Kali ini Jasmine ingin mengajakku ke apartemen dimana John tinggal. Tapi sayang aku tidak membawa ipodnya, jadi kurasa aku akan mengembalikannya lain kali saja. Kuperhatikan jalur menuju apartemennya dengan cermat supaya suatu saat nanti aku bisa mengunjunginya sendiri tanpa merepotkan Jasmine. Tiba-tiba handphone di sakuku berdering nama Jullie tampak pada layar. Kuterima panggilan darinya.
“Ya Jullie, ada apa? Bukankah aku sudah mengabarimu kalau aku tidak bisa datang ke acara kalian?”
“Ya benar, tidak ada apa-apa, aku hanya ingin mengobrol saja denganmu.”
“Hari ini kalian pergi kemana saja?” Tanyaku penasaran.
“Nonton ke bioskop, makan di luar. Dan sekarang kami sedang berada di pantai, tapi sayang kau tidak ada di sini. Padahal akan lebih mengasyikkan kalau kau juga ikut.”
“Aku menyesal. Lain kali aku harus ikut dengan kalian. Kau di sana dengan siapa saja?”
“Hanya kami berempat.”
“Berempat?”
“Ya, aku, Carol, Miley, dan pacarku.”
“Oh, pacarmu? Kau tidak pernah mengenalkannya padaku.”
“Ah, itu tidak penting. Lagipula ia masih satu sekolah kok dengan kita. Baiklah, sekarang giliranmu. Hari ini kau sudah kemana saja?”
“Aku baru mengunjungi toko kue, dan mulai besok aku sudah bisa bekerja di sana. Sekarang aku sedang dalam perjalanan menuju Princeton.”

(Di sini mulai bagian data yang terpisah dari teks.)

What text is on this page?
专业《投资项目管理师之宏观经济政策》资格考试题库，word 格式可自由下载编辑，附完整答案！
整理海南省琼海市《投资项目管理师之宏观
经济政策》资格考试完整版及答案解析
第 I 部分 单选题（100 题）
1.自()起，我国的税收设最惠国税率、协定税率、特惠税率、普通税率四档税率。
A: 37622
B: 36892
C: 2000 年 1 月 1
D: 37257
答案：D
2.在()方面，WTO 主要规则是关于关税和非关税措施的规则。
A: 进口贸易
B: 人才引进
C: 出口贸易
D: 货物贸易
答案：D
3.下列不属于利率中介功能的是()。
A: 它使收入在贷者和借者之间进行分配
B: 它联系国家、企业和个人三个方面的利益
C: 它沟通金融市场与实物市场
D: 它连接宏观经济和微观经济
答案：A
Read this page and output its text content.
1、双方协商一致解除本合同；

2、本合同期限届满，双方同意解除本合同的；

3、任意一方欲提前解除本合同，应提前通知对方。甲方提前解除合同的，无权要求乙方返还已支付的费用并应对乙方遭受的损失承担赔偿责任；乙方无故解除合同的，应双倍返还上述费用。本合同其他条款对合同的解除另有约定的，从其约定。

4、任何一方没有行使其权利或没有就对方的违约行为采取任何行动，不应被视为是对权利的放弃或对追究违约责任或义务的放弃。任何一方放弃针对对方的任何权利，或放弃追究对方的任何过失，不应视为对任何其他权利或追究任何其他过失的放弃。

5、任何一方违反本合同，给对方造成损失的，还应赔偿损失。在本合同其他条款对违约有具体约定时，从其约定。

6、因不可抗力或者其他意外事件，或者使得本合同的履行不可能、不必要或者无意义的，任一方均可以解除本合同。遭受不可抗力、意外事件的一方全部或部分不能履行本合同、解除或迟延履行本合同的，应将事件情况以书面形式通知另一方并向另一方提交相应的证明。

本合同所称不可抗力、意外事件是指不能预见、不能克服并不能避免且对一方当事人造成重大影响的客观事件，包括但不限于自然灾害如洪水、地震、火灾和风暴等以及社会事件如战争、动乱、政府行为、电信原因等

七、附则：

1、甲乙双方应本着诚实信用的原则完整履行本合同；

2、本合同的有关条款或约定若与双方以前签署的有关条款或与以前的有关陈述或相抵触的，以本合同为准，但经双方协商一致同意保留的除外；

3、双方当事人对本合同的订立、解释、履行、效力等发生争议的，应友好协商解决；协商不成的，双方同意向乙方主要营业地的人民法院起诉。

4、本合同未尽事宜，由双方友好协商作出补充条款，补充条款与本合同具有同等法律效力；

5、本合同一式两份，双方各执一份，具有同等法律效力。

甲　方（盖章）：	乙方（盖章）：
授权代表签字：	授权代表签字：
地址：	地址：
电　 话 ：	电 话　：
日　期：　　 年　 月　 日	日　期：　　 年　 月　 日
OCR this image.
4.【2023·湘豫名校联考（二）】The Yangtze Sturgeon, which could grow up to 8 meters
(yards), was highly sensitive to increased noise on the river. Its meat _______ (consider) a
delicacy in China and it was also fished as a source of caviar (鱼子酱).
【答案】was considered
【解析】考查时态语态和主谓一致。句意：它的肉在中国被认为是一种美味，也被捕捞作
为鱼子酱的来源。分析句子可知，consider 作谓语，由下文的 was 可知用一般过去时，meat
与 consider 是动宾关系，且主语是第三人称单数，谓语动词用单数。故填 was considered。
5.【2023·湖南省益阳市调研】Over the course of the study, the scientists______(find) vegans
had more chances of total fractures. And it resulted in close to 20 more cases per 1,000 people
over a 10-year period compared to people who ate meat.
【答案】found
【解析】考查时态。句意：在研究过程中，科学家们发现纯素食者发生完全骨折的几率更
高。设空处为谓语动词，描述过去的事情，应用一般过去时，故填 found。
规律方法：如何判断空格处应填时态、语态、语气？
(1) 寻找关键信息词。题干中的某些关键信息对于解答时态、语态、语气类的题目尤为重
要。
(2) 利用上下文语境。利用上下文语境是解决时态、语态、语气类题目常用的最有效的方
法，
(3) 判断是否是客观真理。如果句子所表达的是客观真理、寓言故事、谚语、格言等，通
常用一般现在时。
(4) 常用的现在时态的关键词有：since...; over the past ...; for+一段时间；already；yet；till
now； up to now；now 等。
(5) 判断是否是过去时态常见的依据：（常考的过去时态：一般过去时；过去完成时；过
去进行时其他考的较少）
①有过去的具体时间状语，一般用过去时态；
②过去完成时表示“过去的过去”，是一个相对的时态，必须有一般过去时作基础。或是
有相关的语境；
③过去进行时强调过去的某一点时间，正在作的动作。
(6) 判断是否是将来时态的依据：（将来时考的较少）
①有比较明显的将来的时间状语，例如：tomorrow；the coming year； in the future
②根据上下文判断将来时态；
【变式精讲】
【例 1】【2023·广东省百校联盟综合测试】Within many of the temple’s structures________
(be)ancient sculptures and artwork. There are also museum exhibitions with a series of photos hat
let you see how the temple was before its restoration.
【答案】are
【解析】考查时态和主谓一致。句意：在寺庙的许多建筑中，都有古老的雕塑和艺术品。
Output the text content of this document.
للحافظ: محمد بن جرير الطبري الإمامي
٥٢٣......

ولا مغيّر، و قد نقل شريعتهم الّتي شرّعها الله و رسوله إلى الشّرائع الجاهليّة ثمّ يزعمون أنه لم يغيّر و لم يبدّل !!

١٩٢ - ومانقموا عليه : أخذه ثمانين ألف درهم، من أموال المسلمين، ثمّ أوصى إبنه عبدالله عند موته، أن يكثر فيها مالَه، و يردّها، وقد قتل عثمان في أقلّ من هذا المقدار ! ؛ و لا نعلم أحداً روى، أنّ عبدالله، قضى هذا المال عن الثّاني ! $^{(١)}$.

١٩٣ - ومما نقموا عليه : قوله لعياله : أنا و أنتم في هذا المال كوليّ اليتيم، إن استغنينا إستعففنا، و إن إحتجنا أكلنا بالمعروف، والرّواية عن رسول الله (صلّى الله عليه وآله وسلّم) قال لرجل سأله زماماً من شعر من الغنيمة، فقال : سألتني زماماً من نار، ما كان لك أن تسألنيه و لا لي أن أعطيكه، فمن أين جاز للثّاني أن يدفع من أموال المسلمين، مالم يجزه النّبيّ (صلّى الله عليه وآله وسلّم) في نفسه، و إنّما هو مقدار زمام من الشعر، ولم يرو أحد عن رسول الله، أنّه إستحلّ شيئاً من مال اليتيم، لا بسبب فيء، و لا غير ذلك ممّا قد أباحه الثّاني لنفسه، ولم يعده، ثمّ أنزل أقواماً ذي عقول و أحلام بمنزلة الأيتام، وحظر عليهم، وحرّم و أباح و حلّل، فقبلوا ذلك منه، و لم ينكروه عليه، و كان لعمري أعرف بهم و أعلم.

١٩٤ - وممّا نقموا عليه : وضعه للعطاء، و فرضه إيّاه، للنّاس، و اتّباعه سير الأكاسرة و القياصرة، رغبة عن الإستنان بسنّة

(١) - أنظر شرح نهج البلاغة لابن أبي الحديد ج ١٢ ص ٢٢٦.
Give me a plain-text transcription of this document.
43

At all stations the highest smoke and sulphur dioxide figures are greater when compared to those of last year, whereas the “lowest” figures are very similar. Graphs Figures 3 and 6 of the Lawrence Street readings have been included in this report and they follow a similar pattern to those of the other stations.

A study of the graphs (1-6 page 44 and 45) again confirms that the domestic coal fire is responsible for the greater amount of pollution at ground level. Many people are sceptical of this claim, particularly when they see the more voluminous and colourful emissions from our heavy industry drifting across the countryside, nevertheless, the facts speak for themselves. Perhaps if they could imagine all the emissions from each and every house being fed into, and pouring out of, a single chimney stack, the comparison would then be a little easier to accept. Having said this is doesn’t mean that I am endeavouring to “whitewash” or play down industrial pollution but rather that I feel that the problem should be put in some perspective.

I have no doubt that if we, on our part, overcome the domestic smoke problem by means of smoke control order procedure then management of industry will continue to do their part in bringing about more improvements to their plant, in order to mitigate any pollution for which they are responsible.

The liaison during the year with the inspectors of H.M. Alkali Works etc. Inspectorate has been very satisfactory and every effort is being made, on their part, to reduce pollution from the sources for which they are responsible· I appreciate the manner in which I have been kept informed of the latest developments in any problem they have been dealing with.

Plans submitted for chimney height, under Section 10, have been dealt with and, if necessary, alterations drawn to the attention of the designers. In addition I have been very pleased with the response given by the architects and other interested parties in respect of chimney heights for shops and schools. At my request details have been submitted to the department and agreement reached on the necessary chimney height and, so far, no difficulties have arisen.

“Syukurlah kalau begitu. Semoga kau menemukan yang terbaik di sana. Dan semoga sekalian dapat pacar di sana. Haha.” Ia terkikik sendiri.
Aku memutar bola mata. “Trims telah mendoakanku, semoga Tuhan mendengarkan doamu.”
“Well, aku hanya bercanda kawan. Sepertinya aku harus menyudahi pembicaraan ini, mereka sudah memenggilku. Ok, sampai jumpa di sekolah!!!” Nadanya sangat riang. Telepon pun terputus.
“Maaf menggagalkan acaramu.” Jasmine yang ternyata dari tadi mendengarkan pembicaraanku dengan Jullie.
“Tidak, ini bukan salahmu. Justru aku ingin cepat-cepat mendapatkan pekerjaan.”
Kami membisu lagi dalam perjalanan. Aku bukan orang yang cukup pandai mengajak orang lain mengobrol. Aku benar-benar tidak memiliki keahlian itu. Mungkin sampai-sampai orang lain bosan bila bersamaku. Kecuali dengan orang yang sudah sangat dekat denganku, pembicaraan sekecil apapun aku bisa mengubahnya menjadi pembicaraan yang seru.
Hujan turun lagi walau tidak begitu deras. Tapi tetap saja suhu udara akan menurun dan semakin menurun hingga membuat gigiku gemelutukan. Kira-kira berapa lama ya? Aku tidak memperhatikan waktu, sepertinya sudah cukup lama, akhirnya kami sampai juga di apartemen John. Kami naik ke lantai 18 dengan lift. Aku tidak bisa membayangkan bila liftnya mati dan harus berjalan lewat tangga darurat. Bagaimana nasib orang yang tinggal di lantai paling atas? Yaitu lantai 25. mungkin lebih baik berdiam diri di kamar sampai liftnya diperbaiki.
Di dalam lift aku hanya memandangi diriku lewat kaca yang tepat melapisi seluruh permukaan dinding lift. Kalau dipikir-pikir hebat juga, aku, anak tukang cuci dan satpam bisa berada di Amerika sekarang. Aku beruntung karena tidak semua orang bisa ke sini. Tapi tetap saja setiap orang pasti punya masalah, dan masalahku sangat berat bagiku. Aku lebih baik tidak pernah ke sini daripada harus menanggung masalah yang sedang aku alami ini. Keluarga berantakan! Siapa yang mau keluarganya hancur lebur tak jelas keberadaan para anggotanya? Seharusnya kami sekeluarga sedang berkumpul saling bertukar pikiran dan perasaan, tapi bertemu saja sulit rasanya. Jadi apa yang bisa di harapkan?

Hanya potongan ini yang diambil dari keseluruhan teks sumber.